Labour’s “Warm Homes for all”: public interest policy or electoral spin?

With the battle for Downing Street well underway, political parties from all areas of the spectrum have begun the tradition of rolling out promises to appeal to the public.

In what is arguably one of the most controversial and contentious general elections in living memory, mainstream party leaders are going to have to work extra hard to win back voters who have shifted to second-tier opposition like the Green Party, Brexit Party and the Liberal Democrats.

Labour, in particular, has noticed a swing in its support to the Greens – although both parties do share some common ground. With this in mind, Labour announced its new “warm homes for all” policy at a recent election pledge. The proposed policy would involve a “warmer homes’ retrofit” of all domestic properties in the UK. This would include double glazing, solar panels, insulation and heat pumps in an effort to reduce fuel poverty and would help our buildings to produce at least as much energy as they use. It would also neutralise the carbon footprint of each home in the country, and all new homes constructed from 2022 onwards would have a carbon-neutral requirement.

Spin or reality?

While few can complain about the sentiments of “warm homes for all”, whether it’s a realistic proposition is another idea altogether. If history has taught us anything, it’s that very few energy policies or directives manage to stand the test of time.

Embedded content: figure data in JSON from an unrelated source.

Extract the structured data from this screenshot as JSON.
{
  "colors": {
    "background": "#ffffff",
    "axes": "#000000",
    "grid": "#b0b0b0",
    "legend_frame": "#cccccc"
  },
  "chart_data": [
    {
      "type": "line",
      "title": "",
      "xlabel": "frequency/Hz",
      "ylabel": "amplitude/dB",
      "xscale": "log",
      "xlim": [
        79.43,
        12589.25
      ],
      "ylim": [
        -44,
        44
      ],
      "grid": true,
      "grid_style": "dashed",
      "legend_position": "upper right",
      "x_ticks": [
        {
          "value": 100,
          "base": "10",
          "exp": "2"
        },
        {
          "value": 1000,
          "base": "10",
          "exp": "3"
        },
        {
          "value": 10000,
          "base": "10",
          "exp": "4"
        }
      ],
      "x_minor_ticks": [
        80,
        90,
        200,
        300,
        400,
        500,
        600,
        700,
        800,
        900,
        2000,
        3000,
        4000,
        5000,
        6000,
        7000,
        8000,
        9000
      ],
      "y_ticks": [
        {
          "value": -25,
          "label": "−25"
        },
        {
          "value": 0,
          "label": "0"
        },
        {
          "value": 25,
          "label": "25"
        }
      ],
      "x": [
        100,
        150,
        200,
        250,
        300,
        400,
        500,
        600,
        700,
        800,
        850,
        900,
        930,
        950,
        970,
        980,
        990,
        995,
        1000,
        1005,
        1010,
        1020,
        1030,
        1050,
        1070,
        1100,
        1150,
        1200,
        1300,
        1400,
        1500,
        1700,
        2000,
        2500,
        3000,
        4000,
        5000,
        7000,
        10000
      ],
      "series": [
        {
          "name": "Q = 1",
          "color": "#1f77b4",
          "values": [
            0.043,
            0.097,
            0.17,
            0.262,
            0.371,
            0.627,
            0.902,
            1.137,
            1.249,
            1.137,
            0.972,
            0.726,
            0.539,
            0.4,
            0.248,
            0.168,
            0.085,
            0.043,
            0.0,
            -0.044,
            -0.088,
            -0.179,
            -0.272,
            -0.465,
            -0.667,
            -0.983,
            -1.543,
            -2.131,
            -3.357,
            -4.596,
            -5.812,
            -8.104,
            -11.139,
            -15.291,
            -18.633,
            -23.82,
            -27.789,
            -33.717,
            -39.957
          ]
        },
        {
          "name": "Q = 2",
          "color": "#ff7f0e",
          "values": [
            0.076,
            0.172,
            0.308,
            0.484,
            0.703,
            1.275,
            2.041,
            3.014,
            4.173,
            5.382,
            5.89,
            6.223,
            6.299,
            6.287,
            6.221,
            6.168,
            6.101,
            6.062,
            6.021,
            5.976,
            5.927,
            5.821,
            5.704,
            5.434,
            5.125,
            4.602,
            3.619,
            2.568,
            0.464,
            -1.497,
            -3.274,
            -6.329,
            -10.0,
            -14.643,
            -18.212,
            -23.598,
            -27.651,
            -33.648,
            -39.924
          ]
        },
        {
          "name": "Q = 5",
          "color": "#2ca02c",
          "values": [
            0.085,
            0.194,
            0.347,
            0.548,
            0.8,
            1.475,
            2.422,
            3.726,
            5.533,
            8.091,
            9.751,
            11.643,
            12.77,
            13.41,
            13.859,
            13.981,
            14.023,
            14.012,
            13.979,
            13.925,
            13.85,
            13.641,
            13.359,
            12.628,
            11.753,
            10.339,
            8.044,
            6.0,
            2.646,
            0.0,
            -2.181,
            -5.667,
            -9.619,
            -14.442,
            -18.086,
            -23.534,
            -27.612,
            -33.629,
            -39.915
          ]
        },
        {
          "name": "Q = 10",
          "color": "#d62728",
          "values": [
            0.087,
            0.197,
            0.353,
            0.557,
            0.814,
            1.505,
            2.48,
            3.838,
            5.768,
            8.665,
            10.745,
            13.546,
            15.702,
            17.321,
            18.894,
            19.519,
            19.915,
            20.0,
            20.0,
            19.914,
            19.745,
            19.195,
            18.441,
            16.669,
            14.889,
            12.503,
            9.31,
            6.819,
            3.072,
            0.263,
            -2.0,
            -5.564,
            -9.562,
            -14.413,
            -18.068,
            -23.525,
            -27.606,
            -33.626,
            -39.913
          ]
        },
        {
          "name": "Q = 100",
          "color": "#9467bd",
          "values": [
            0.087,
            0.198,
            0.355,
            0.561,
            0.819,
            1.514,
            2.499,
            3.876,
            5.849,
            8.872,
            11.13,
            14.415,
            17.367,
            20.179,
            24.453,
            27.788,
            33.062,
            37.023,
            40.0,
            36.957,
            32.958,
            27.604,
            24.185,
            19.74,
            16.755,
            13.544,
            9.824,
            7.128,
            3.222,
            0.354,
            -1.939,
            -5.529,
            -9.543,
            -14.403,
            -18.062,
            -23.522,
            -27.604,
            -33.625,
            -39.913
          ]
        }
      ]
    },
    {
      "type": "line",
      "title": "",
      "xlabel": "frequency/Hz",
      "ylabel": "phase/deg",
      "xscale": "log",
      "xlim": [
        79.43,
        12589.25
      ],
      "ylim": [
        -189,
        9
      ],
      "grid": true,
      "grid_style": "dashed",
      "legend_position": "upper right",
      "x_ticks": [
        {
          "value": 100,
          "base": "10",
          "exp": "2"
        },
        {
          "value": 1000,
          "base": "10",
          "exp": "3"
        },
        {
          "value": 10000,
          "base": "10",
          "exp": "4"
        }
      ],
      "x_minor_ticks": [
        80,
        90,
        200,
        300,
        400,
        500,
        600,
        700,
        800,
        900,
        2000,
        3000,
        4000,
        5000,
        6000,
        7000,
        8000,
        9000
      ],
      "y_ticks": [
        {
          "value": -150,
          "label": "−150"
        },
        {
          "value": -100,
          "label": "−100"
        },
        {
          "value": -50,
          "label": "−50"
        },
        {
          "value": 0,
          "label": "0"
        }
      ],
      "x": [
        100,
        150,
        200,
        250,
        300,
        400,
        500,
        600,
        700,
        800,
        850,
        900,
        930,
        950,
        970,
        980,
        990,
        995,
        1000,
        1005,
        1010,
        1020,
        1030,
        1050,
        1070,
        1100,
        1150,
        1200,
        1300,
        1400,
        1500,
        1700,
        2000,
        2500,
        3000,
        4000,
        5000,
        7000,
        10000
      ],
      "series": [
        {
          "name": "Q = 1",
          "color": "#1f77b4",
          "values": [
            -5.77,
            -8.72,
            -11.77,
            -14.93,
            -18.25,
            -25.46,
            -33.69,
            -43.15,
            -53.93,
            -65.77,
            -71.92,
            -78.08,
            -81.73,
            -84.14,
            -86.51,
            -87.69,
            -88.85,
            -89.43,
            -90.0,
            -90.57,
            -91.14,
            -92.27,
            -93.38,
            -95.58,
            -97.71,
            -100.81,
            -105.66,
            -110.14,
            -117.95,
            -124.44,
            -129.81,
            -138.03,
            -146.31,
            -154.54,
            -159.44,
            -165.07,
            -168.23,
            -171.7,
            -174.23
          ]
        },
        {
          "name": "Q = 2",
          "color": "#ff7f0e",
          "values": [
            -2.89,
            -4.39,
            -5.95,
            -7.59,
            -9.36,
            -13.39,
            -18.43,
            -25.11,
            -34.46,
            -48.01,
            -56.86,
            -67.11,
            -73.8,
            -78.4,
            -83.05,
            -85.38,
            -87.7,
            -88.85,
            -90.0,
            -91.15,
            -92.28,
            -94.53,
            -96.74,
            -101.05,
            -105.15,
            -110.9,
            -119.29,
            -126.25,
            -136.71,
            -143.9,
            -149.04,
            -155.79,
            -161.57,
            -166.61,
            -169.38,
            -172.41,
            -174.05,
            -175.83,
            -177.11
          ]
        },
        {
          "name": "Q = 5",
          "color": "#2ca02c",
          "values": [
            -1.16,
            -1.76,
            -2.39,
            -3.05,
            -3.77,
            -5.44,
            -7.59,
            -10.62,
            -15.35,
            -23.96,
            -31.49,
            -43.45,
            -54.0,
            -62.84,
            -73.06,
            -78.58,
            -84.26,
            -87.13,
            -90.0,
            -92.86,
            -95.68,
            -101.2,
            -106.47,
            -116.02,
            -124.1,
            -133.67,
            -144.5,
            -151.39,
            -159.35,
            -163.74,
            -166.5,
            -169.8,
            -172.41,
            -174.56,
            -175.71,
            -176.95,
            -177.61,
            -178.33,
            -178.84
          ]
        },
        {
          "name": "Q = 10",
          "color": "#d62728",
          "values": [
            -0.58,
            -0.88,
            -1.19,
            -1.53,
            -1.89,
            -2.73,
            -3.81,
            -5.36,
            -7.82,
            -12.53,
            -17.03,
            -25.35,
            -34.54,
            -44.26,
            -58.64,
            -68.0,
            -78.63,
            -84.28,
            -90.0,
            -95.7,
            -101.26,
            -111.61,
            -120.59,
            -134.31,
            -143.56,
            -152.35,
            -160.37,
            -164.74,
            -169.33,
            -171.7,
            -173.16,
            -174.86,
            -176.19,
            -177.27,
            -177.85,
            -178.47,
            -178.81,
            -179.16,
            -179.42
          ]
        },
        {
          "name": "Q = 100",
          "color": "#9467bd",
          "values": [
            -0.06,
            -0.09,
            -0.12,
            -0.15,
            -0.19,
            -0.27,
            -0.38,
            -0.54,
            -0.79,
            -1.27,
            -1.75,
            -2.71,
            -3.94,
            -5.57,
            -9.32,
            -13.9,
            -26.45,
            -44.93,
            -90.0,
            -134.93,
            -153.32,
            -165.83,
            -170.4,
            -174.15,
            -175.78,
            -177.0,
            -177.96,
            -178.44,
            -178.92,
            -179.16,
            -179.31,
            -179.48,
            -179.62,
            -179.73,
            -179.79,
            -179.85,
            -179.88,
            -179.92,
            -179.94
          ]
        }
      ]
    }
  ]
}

We don’t have to delve too far into the past to see evidence of this. For example, the current government’s “Green Deal” for home improvements was found by the National Audit Office to have failed in 2016. The Department for Energy and Climate Change pumped £240 million into the scheme, with a further £154 million being contributed from other sources.

A nice idea in theory – but in practice, the green deal failed to deliver any tangible benefits. Instead, it increased the costs of energy suppliers, and therefore pushed energy bills up even further for the general public – who had already contributed millions in the form of taxes.

Elsewhere, policies like the Carbon Emissions Reduction Target (CERT) and the Community Energy Saving Programme (CESP) suffered from large failure rates and a government report found neither to be particularly cost-effective.

“Warm homes for all” in practice

At present, domestic heating and energy use accounts for nearly 20% of the UK’s overall carbon footprint. It’s therefore recognised that the decarbonisation of housing is a relatively urgent task which will require a certain degree of effort – but do Labour’s plans cut the mustard?

At present, there’s certainly no shortage of providers for brand-new zero-carbon homes. On a local level, councils would be able to undertake construction themselves or work alongside private developers and housing associations. Should Labour be elected, all developers and builders would be required by law to construct zero-carbon homes by 2022, regardless of whether councils choose to work with private companies or go it alone.

The warmer homes’ retrofit is estimated to cost in the region of £250 billion. Labour has pledged to provide £60 billion of that in public subsidies – less than a quarter of the overall figure needed. The rest of the money would come from “energy savings” made further down the line – but is all of this feasible?

Councils and housing associations are already under incredible strain to deliver decent, affordable housing. The level of investment from the current Conservative government has receded, with housing associations having to build properties for private sale before investing any profits into “true” social housing – as in, homes that are available to rent below market levels.

An unnecessary policy?

Some critics of Labour’s recent manifesto might feel the need to highlight the “warm homes” policy as surplus to requirements, expensive and difficult to successfully implement.

With the rollout of PAS 2035 (a document outlining the retrofit standards framework, which specifies the need for a holistic approach to the retrofitting of homes) some would argue that solid guidelines for improving energy efficiency in the UK have already been drawn up and implemented.

Implementing the “warm homes” policy

To take the pipe dream of the “warm homes for all” idea and turn it into a reality, any incoming government would require enough funding to retrofit old homes and construct new ones – and it’s hard to see where the money would come from without a spike in taxes. It would also need to introduce further regulation to ensure older buildings are brought up to standard, as well as revolutionising the concept of what is currently considered acceptable for how houses should feel and look. For some, this may seem a little too far-fetched – but time will surely tell.